Em termos de desafios, o Presidente da República é o representante da identidade portuguesa e a sua principal função é manter a chamada da identidade. Esse é um dos principais desafios de Marcelo. Deverá ser dada uma especial atenção à relação de Portugal com a questão europeia, a integração com as comunidades portuguesas “naquilo a que se chama a República Portuguesa, que é muito difícil”.
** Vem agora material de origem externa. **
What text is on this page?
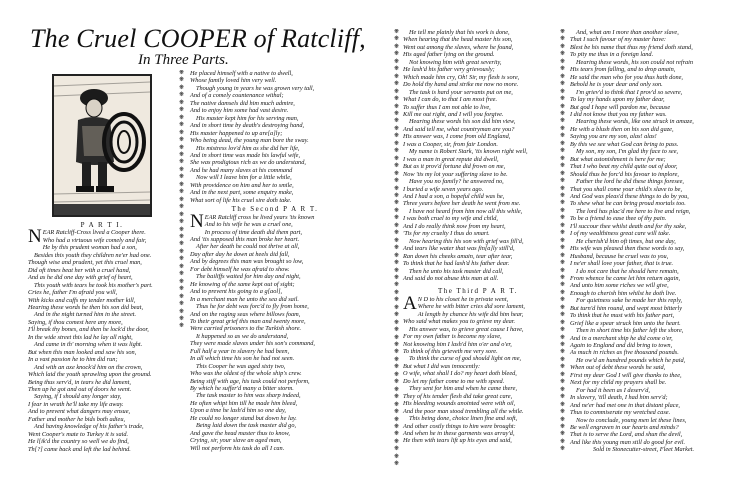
The Cruel COOPER of Ratcliff,
In Three Parts.
P A R T I.
N EAR Ratcliff-Cross lived a Cooper there.
Who had a virtuous wife comely and fair,
He by this prudent woman had a son,
Besides this youth they children ne'er had one.
Though wise and prudent, yet this cruel man,
Did oft times beat her with a cruel hand,
And as he did one day with grief of heart,
This youth with tears he took his mother's part.
Cries he, father I'm afraid you will,
With kicks and cuffs my tender mother kill,
Hearing these words he then his son did beat,
And in the night turned him in the street.
Saying, if thou comest here any more,
I'll break thy bones, and then he lock'd the door,
In the wide street this lad he lay all night,
And came in th' morning when it was light.
But when this man looked and saw his son,
In a vast passion he to him did run;
And with an axe knock'd him on the crown,
Which laid the youth sprawling upon the ground.
Being thus serv'd, in tears he did lament,
Then up he got and out of doors he went.
Saying, if I should any longer stay,
I fear in wrath he'll take my life away.
And to prevent what dangers may ensue,
Father and mother he bids both adieu,
And having knowledge of his father's trade,
Went Cooper's mate to Turkey it is said.
He l[ik'd the country so well we do find,
Th[?] came back and left the lad behind.
❋
❋
❋
❋
❋
❋
❋
❋
❋
❋
❋
❋
❋
❋
❋
❋
❋
❋
❋
❋
❋
❋
❋
❋
❋
❋
❋
❋
❋
❋
❋
❋
❋
❋
❋
He placed himself with a native to dwell,
Whose family loved him very well.
Though young in years he was grown very tall,
And of a comely countenance withal;
The native damsels did him much admire,
And to enjoy him some had vast desire.
His master kept him for his serving man,
And in short time by death's destroying hand,
His master happened to up are[a]ly;
Who being dead, the young man bore the sway.
His mistress lov'd him as she did her life,
And in short time was made his lawful wife,
She was prodigious rich as we do understand,
And he had many slaves at his command
Now will I leave him for a little while,
With providence on him and her to smile,
And in the next part, some enquiry make,
What sort of life his cruel sire doth take.
The Second P A R T.
N EAR Ratcliff cross he lived years 'tis known
And to his wife he was a cruel one,
In process of time death did them part,
And 'tis supposed this man broke her heart.
After her death he could not thrive at all,
Day after day he down at heels did fall,
And by degrees this man was brought so low,
For debt himself he was afraid to show.
The bailiffs waited for him day and night,
He knowing of the same kept out of sight;
And to prevent his going to a g[aol],
In a merchant man he unto the sea did sail.
Thus he for debt was forc'd to fly from home,
And on the raging seas where billows foam,
To their great grief this man and twenty more,
Were carried prisoners to the Turkish shore.
It happened so as we do understand,
They were made slaves under his son's command,
Full half a year in slavery he had been,
In all which time his son he had not seen.
This Cooper he was aged sixty two,
Who was the oldest of the whole ship's crew.
Being stiff with age, his task could not perform,
By which he suffer'd many a bitter storm.
The task master to him was sharp indeed,
He often whipt him till he made him bleed,
Upon a time he lash'd him so one day,
He could no longer stand but down he lay.
Being laid down the task master did go,
And gave the head master thus to know,
Crying, sir, your slave an aged man,
Will not perform his task do all I can.
❋
❋
❋
❋
❋
❋
❋
❋
❋
❋
❋
❋
❋
❋
❋
❋
❋
❋
❋
❋
❋
❋
❋
❋
❋
❋
❋
❋
❋
❋
❋
❋
❋
❋
❋
❋
❋
❋
❋
❋
❋
❋
❋
❋
❋
❋
❋
❋
❋
❋
❋
❋
❋
❋
❋
❋
❋
❋
❋
He tell me plainly that his work is done,
When hearing that the head master his son,
Went out among the slaves, where he found,
His aged father lying on the ground.
Not knowing him with great severity,
He lash'd his father very grievously;
Which made him cry, Oh! Sir, my flesh is sore,
Do hold thy hand and strike me now no more.
The task is hard your servants put on me,
What I can do, to that I am most free.
To suffer thus I am not able to live,
Kill me out right, and I will you forgive.
Hearing these words his son did him view,
And said tell me, what countryman are you?
His answer was, I come from old England,
I was a Cooper, sir, from fair London.
My name is Robert Stark, 'tis known right well,
I was a man in great repute did dwell,
But as it prov'd fortune did frown on me,
Now 'tis my lot your suffering slave to be.
Have you no family? he answered no,
I buried a wife seven years ago.
And I had a son, a hopeful child was he,
Three years before her death he went from me.
I have not heard from him now all this while,
I was both cruel to my wife and child,
And I do really think now from my heart,
'Tis for my cruelty I thus do smart.
Now hearing this his son with grief was fill'd,
And tears like water that was fin[a]ly still'd,
Ran down his cheeks amain, tear after tear,
To think that he had lash'd his father dear.
Then he unto his task master did call,
And said do not abuse this man at all.
The Third P A R T.
A N D to his closet he in private went,
Where he with bitter cries did sore lament,
At length by chance his wife did him hear,
Who said what makes you to grieve my dear.
His answer was, to grieve great cause I have,
For my own father is become my slave,
Not knowing him I lash'd him o'er and o'er,
To think of this grieveth me very sore.
To think the curse of god should light on me,
But what I did was innocently:
O wife, what shall I do? my heart doth bleed,
Do let my father come to me with speed.
They sent for him and when he came there,
They of his tender flesh did take great care,
His bleeding wounds anointed were with oil,
And the poor man stood trembling all the while.
This being done, choice linen fine and soft,
And other costly things to him were brought:
And when he in these garments was array'd,
He then with tears lift up his eyes and said,
❋
❋
❋
❋
❋
❋
❋
❋
❋
❋
❋
❋
❋
❋
❋
❋
❋
❋
❋
❋
❋
❋
❋
❋
❋
❋
❋
❋
❋
❋
❋
❋
❋
❋
❋
❋
❋
❋
❋
❋
❋
❋
❋
❋
❋
❋
❋
❋
❋
❋
❋
❋
❋
❋
❋
❋
❋
And, what am I more than another slave,
That I such favour of my master have:
Blest be his name that thus my friend doth stand,
To pity me thus in a foreign land.
Hearing these words, his son could not refrain
His tears from falling, and to drop amain,
He said the man who for you thus hath done,
Behold he is your dear and only son.
I'm griev'd to think that I prov'd so severe,
To lay my hands upon my father dear,
But god I hope will pardon me, because
I did not know that you my father was.
Hearing these words, like one struck in amaze,
He with a blush then on his son did gaze,
Saying you are my son, alas! alas!
By this we see what God can bring to pass.
My son, my son, I'm glad thy face to see,
But what astonishment is here for me;
That I who beat my child quite out of door,
Should thus be forc'd his favour to implore,
Father the lord he did these things foresee,
That you shall come your child's slave to be,
And God was pleas'd these things to do by you,
To shew what he can bring proud mortals too.
The lord has plac'd me here to live and reign,
To be a friend to ease thee of thy pain.
I'll succour thee whilst death and for thy sake,
I of my wealthiness great care will take.
He cherish'd him oft times, but one day,
His wife was pleased then these words to say,
Husband, because he cruel was to you,
I ne'er shall love your father, that is true.
I do not care that he should here remain,
From whence he came let him return again,
And unto him some riches we will give,
Enough to cherish him whilst he doth live.
For quietness sake he made her this reply,
But turn'd him round, and wept most bitterly
To think that he must with his father part,
Grief like a spear struck him unto the heart.
Then in short time his father left the shore,
And in a merchant ship he did come o'er,
Again to England and did bring to town,
As much in riches as five thousand pounds.
He ow'd an hundred pounds which he paid,
When out of debt these words he said,
First my dear God I will give thanks to thee,
Next for my child my prayers shall be.
For had it been as I deserv'd,
In slavery, 'till death, I had him serv'd;
And ne'er had met one in that distant place,
Thus to commiserate my wretched case.
Now to conclude, young men let these lines,
Be well engraven in our hearts and minds?
That is to serve the Lord, and shun the devil,
And like this young man still do good for evil.
Sold in Stonecutter-street, Fleet Market.
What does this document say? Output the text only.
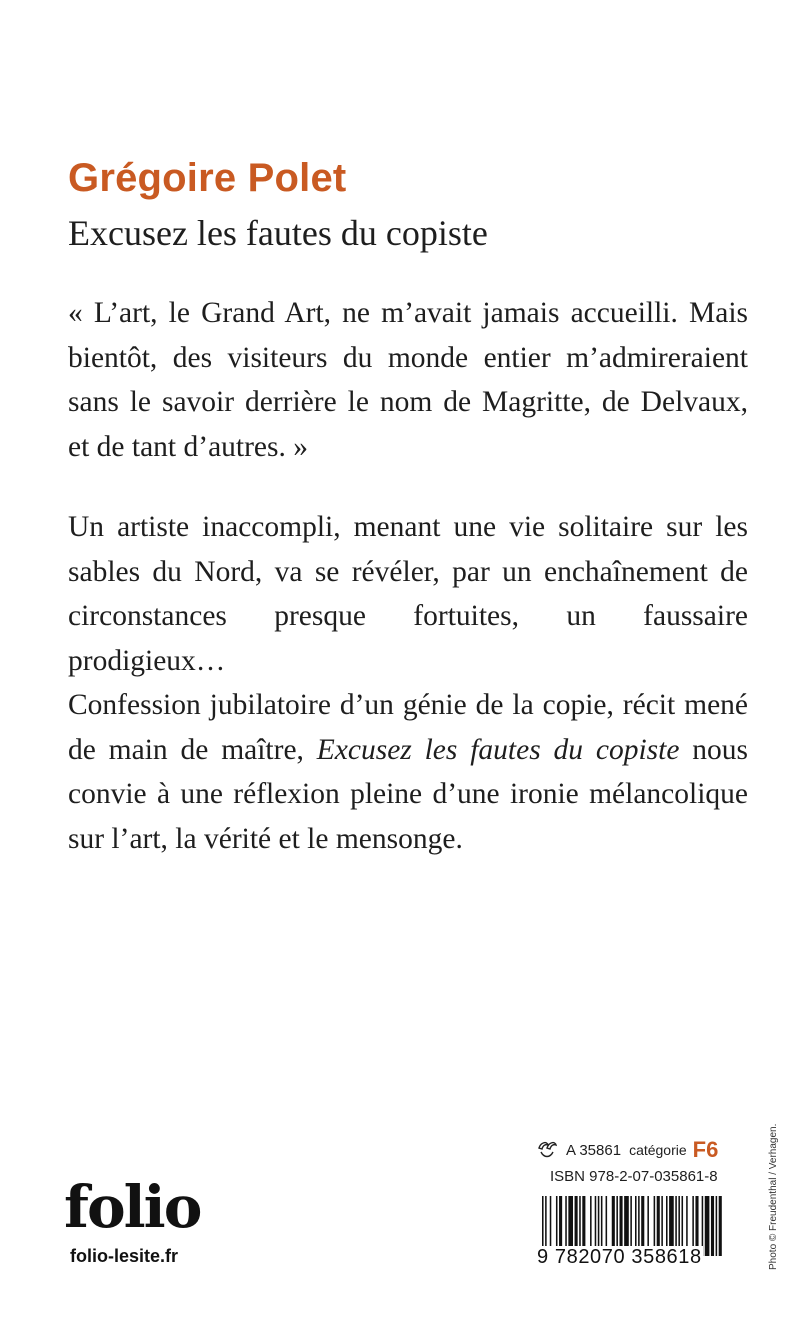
Grégoire Polet
Excusez les fautes du copiste
« L’art, le Grand Art, ne m’avait jamais accueilli. Mais
bientôt, des visiteurs du monde entier m’admireraient
sans le savoir derrière le nom de Magritte, de Delvaux,
et de tant d’autres. »
Un artiste inaccompli, menant une vie solitaire sur les
sables du Nord, va se révéler, par un enchaînement de
circonstances presque fortuites, un faussaire prodigieux…
Confession jubilatoire d’un génie de la copie, récit mené
de main de maître, Excusez les fautes du copiste nous
convie à une réflexion pleine d’une ironie mélancolique
sur l’art, la vérité et le mensonge.
A 35861 catégorie F6
ISBN 978-2-07-035861-8
9 782070 358618
folio
folio-lesite.fr	Photo © Freudenthal / Verhagen.
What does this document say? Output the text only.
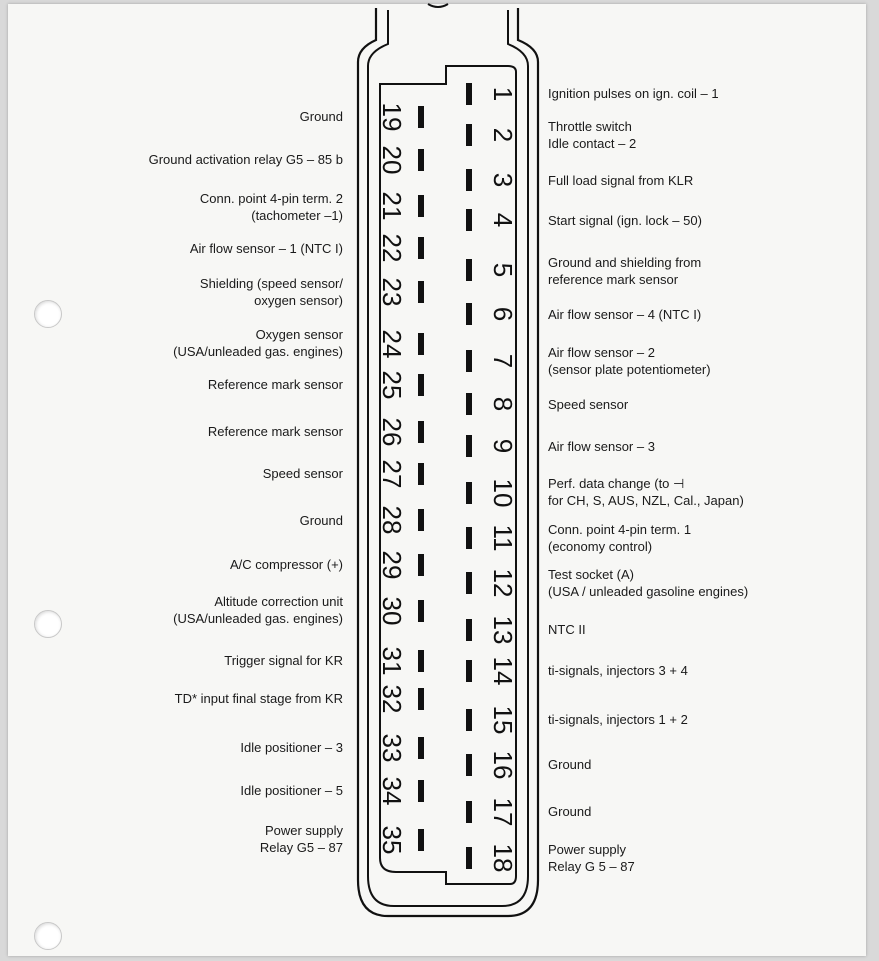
19
20
21
22
23
24
25
26
27
28
29
30
31
32
33
34
35
1
2
3
4
5
6
7
8
9
10
11
12
13
14
15
16
17
18
Ground
Ground activation relay G5 – 85 b
Conn. point 4-pin term. 2
(tachometer –1)
Air flow sensor – 1 (NTC I)
Shielding (speed sensor/
oxygen sensor)
Oxygen sensor
(USA/unleaded gas. engines)
Reference mark sensor
Reference mark sensor
Speed sensor
Ground
A/C compressor (+)
Altitude correction unit
(USA/unleaded gas. engines)
Trigger signal for KR
TD* input final stage from KR
Idle positioner – 3
Idle positioner – 5
Power supply
Relay G5 – 87
Ignition pulses on ign. coil – 1
Throttle switch
Idle contact – 2
Full load signal from KLR
Start signal (ign. lock – 50)
Ground and shielding from
reference mark sensor
Air flow sensor – 4 (NTC I)
Air flow sensor – 2
(sensor plate potentiometer)
Speed sensor
Air flow sensor – 3
Perf. data change (to ⊣
for CH, S, AUS, NZL, Cal., Japan)
Conn. point 4-pin term. 1
(economy control)
Test socket (A)
(USA / unleaded gasoline engines)
NTC II
ti-signals, injectors 3 + 4
ti-signals, injectors 1 + 2
Ground
Ground
Power supply
Relay G 5 – 87
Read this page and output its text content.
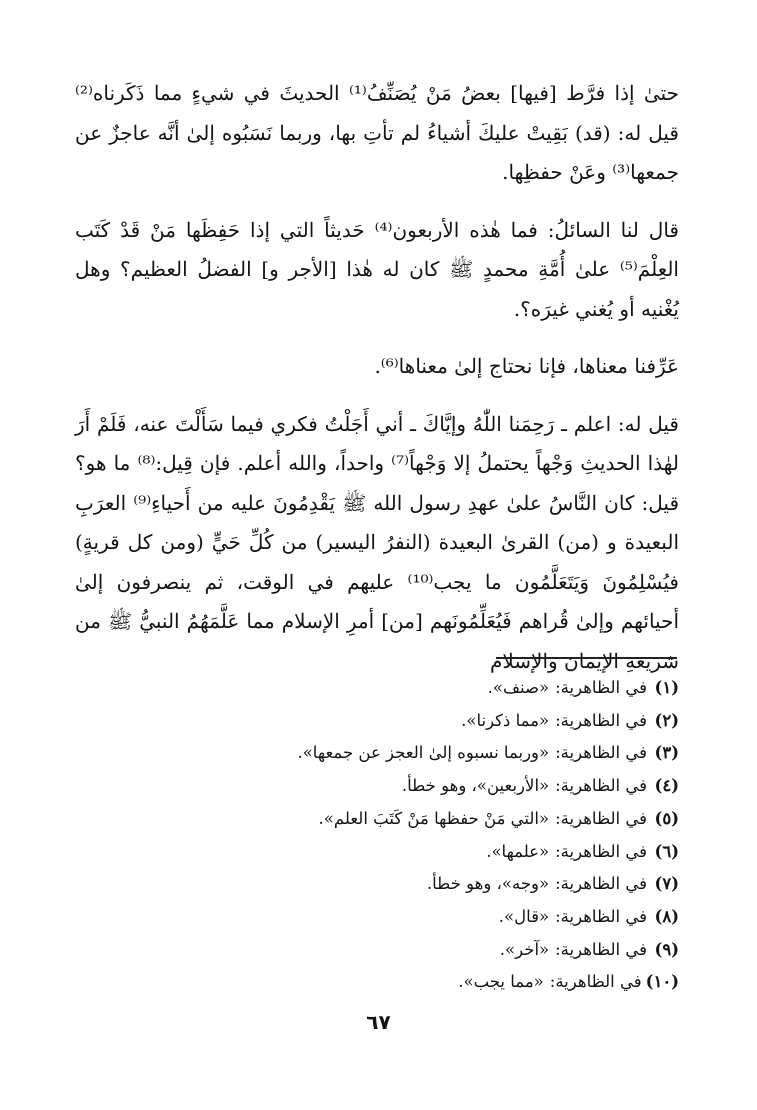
حتىٰ إذا فرَّط [فيها] بعضُ مَنْ يُصَنِّفُ⁽¹⁾ الحديثَ في شيءٍ مما ذَكَرناه⁽²⁾ قيل له: (قد) بَقِيتْ عليكَ أشياءُ لم تأتِ بها، وربما نَسَبُوه إلىٰ أنَّه عاجزٌ عن جمعها⁽³⁾ وعَنْ حفظِها.

قال لنا السائلُ: فما هٰذه الأربعون⁽⁴⁾ حَديثاً التي إذا حَفِظَها مَنْ قَدْ كَتَب العِلْمَ⁽⁵⁾ علىٰ أُمَّةِ محمدٍ ﷺ كان له هٰذا [الأجر و] الفضلُ العظيم؟ وهل يُغْنيه أو يُغني غيرَه؟.

عَرِّفنا معناها، فإنا نحتاج إلىٰ معناها⁽⁶⁾.

قيل له: اعلم ـ رَحِمَنا اللّٰهُ وإيَّاكَ ـ أني أَجَلْتُ فكري فيما سَأَلْتَ عنه، فَلَمْ أَرَ لهٰذا الحديثِ وَجْهاً يحتملُ إلا وَجْهاً⁽⁷⁾ واحداً، والله أعلم. فإن قِيل:⁽⁸⁾ ما هو؟ قيل: كان النَّاسُ علىٰ عهدِ رسول الله ﷺ يَقْدِمُونَ عليه من أَحياءِ⁽⁹⁾ العرَبِ البعيدة و (من) القرىٰ البعيدة (النفرُ اليسير) من كُلِّ حَيٍّ (ومن كل قريةٍ) فيُسْلِمُونَ وَيَتَعَلَّمُون ما يجب⁽¹⁰⁾ عليهم في الوقت، ثم ينصرفون إلىٰ أحيائهم وإلىٰ قُراهم فَيُعَلِّمُونَهم [من] أمرِ الإسلام مما عَلَّمَهُمُ النبيُّ ﷺ من شريعةِ الإيمان والإسلام

(١)
في الظاهرية:
«صنف».
(٢)
في الظاهرية:
«مما ذكرنا».
(٣)
في الظاهرية:
«وربما نسبوه إلىٰ العجز عن جمعها».
(٤)
في الظاهرية:
«الأربعين»، وهو خطأ.
(٥)
في الظاهرية:
«التي مَنْ حفظها مَنْ كَتَبَ العلم».
(٦)
في الظاهرية:
«علمها».
(٧)
في الظاهرية:
«وجه»، وهو خطأ.
(٨)
في الظاهرية:
«قال».
(٩)
في الظاهرية:
«آخر».
(١٠)
في الظاهرية:
«مما يجب».
٦٧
Em termos políticos, o novo Presidente apoiará o Governo de Costa quando for necessário. José Adelino Maltez refere a polémica lançada pelo comissário europeu para os assuntos económicos, Pierre Moscovi. Na passada terça-feira, o comissário europeu disse que Portugal teria de aplicar mais medidas para controlar as contas públicas, vindo um dia depois desmentir e afirmar que mantém a confiança na capacidade do Governo português para integrar as recomendações do Eurogrupo e para executar o orçamento de 2016.

“Não tenho dúvidas de que neste caso, Marcelo Rebelo de Sousa apoiaria o executivo de António Costa”, diz José Adelino Maltez.